Fast forward to 2012, and Minter and Kendell are fighting to save SB 1172, a bill authored by California State Sen. Ted Lieu that would prevent licensed mental health professionals from trying to change minors’ sexual orientation or gender expression through practices deemed to be dangerous junk science. “Clearly, so-called conversion or reparative therapy is scientifically ineffective and has resulted in much harm,” Lieu said. “Simply put, this is an unacceptable therapeutic practice.”
After contentious hearings during which Anti-Gay Inc. claimed parental rights were being quashed by government, Gov. Jerry Brown signed the bill on Sept. 30. "This bill bans non-scientific 'therapies' that have driven young people to depression and suicide,'' Brown said. "These practices have no basis in science or medicine, and they will now be relegated to the dustbin of quackery."
On Oct. 4, the National Association for Research & Therapy of Homosexuality, NARTH, and Liberty Counsel filed a federal challenge to the new law—which goes into effect on Jan. 1, 2013. It is the second federal challenge. On Oct. 20, NCLR and the law firm of Munger, Tolles & Olson filed a motion seeking to intervene on behalf of bill co-sponsor Equality California, asking the Sacramento court to allow them to defend SB 1172 alongside California Attorney General Kamala Harris (see their motion at tinyurl.com/9qez5sh).
“These lawsuits do not have any legal merit at all. So I’m confident that this law is going to be upheld, but we have to take them seriously,” Minter said. He explained that the courts have never seen a law like this and might have a misconception that the law is a challenge to the beliefs therapists hold about sexual orientation.
“NARTH and Liberty Counsel want it to be about beliefs and ideology. They’re presenting this as the state trying to suppress their point of view,” Minter said. “We want to make sure the court understands it has nothing to do with that. This is about stopping therapists who are licensed by the state of California from engaging in practices that every leading mental health organization in the country has recognized are not only ineffective but actually put young people at risk of very serious harm, including death by suicide.”

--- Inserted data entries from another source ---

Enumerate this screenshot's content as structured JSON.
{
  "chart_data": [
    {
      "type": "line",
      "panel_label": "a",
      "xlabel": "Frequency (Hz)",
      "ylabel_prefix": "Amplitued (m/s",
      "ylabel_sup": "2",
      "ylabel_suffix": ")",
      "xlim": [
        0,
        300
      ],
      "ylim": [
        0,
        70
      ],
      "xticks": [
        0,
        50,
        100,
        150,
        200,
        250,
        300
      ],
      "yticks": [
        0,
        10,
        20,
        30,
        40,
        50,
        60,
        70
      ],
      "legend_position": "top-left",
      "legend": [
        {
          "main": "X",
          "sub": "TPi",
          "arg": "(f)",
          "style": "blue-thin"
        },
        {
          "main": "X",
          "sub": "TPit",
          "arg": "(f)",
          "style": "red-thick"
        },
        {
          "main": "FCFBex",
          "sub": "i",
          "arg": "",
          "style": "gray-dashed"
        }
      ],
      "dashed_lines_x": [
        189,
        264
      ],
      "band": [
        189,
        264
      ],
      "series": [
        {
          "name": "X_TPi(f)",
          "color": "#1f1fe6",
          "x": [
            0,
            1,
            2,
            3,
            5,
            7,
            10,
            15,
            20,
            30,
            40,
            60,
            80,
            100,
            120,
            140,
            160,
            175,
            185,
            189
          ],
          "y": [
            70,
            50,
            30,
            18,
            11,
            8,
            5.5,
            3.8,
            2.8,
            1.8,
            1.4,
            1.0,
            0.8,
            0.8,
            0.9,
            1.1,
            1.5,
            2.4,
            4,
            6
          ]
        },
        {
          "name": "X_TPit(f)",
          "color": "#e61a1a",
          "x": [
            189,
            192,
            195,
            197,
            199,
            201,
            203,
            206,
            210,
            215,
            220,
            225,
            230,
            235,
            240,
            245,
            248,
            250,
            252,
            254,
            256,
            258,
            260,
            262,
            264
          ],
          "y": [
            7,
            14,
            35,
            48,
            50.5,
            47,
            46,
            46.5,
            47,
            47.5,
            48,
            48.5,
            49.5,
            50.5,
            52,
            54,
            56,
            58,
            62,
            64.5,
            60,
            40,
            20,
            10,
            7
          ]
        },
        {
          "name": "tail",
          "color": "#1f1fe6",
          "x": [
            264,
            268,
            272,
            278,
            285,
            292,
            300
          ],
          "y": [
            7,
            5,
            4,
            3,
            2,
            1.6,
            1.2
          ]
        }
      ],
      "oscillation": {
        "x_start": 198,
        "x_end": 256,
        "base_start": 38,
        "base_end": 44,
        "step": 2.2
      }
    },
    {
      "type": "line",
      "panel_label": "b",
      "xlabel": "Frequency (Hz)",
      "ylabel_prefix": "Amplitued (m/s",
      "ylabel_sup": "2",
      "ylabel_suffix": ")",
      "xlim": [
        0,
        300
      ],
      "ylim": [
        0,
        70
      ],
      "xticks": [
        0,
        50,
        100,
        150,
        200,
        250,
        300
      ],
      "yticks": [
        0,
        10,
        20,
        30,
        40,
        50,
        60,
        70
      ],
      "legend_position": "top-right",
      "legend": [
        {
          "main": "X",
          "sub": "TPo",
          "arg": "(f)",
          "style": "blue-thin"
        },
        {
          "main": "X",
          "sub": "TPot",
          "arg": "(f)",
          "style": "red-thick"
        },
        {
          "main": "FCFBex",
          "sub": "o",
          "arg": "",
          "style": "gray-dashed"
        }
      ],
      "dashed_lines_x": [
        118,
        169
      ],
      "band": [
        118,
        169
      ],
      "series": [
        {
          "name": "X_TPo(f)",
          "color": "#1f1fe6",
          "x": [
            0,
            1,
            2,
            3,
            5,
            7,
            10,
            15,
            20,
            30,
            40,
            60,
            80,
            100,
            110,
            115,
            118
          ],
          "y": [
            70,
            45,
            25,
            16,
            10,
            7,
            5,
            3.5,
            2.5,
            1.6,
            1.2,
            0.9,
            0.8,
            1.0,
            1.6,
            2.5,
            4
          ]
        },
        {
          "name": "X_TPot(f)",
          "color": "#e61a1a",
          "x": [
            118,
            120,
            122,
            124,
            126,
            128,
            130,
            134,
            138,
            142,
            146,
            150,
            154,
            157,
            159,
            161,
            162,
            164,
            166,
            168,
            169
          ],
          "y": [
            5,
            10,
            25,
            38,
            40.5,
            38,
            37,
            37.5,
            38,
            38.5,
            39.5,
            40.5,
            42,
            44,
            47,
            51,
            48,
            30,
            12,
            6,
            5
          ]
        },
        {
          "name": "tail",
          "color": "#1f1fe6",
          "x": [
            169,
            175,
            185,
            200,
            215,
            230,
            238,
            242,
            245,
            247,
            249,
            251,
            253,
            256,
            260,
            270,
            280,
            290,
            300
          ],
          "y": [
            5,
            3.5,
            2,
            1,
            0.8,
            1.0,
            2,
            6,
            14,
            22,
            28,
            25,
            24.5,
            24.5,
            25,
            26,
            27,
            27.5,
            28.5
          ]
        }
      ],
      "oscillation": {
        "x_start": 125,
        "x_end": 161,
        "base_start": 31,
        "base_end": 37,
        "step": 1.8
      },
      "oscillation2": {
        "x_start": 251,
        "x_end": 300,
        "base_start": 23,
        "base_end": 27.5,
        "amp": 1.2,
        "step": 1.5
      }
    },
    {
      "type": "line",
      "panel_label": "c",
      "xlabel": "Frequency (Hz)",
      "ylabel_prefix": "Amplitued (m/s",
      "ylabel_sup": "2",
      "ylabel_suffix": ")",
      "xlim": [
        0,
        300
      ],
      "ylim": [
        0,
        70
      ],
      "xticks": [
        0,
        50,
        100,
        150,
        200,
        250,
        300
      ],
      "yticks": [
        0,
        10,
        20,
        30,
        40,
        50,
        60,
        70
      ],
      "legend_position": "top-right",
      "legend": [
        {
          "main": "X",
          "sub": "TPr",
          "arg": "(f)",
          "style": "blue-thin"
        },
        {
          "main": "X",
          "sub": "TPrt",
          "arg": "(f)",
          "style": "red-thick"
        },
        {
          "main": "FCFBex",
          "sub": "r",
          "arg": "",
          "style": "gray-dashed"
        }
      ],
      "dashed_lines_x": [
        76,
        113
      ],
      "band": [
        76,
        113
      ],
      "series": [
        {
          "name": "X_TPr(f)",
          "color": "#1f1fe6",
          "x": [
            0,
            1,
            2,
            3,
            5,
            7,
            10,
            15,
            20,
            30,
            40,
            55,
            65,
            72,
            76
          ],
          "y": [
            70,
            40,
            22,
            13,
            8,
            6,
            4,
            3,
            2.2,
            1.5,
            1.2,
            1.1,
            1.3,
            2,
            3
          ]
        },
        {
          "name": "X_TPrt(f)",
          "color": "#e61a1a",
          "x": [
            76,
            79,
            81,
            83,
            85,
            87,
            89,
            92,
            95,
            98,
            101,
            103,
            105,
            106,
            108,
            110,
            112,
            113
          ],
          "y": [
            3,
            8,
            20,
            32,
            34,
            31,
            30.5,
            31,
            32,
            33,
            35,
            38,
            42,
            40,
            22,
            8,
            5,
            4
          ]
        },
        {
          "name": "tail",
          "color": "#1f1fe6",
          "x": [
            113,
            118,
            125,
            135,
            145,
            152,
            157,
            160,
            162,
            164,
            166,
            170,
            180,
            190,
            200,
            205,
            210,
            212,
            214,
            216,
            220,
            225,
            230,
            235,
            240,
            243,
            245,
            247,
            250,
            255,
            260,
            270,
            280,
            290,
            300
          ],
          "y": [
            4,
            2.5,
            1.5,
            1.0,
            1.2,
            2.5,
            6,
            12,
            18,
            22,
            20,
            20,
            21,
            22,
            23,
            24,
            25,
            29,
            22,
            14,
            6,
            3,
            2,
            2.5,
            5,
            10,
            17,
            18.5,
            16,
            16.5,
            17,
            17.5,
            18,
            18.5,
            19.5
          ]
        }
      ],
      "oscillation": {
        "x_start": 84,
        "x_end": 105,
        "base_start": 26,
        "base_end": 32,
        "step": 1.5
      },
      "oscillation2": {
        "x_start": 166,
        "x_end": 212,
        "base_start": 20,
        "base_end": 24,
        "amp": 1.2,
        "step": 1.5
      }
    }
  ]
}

The practices also mislead and bilk parents who don’t realize the harm done to their children. “And there is no end to it,” Minter said. “It’s based on these false narratives that kind of ‘explain’ their failure to ‘cure’ you so that you have to keep coming back and paying more money.”
It is scary to realize that until SB 1172, state licensing boards had no law empowering them to take action against state-licensed therapists who engage in quackery.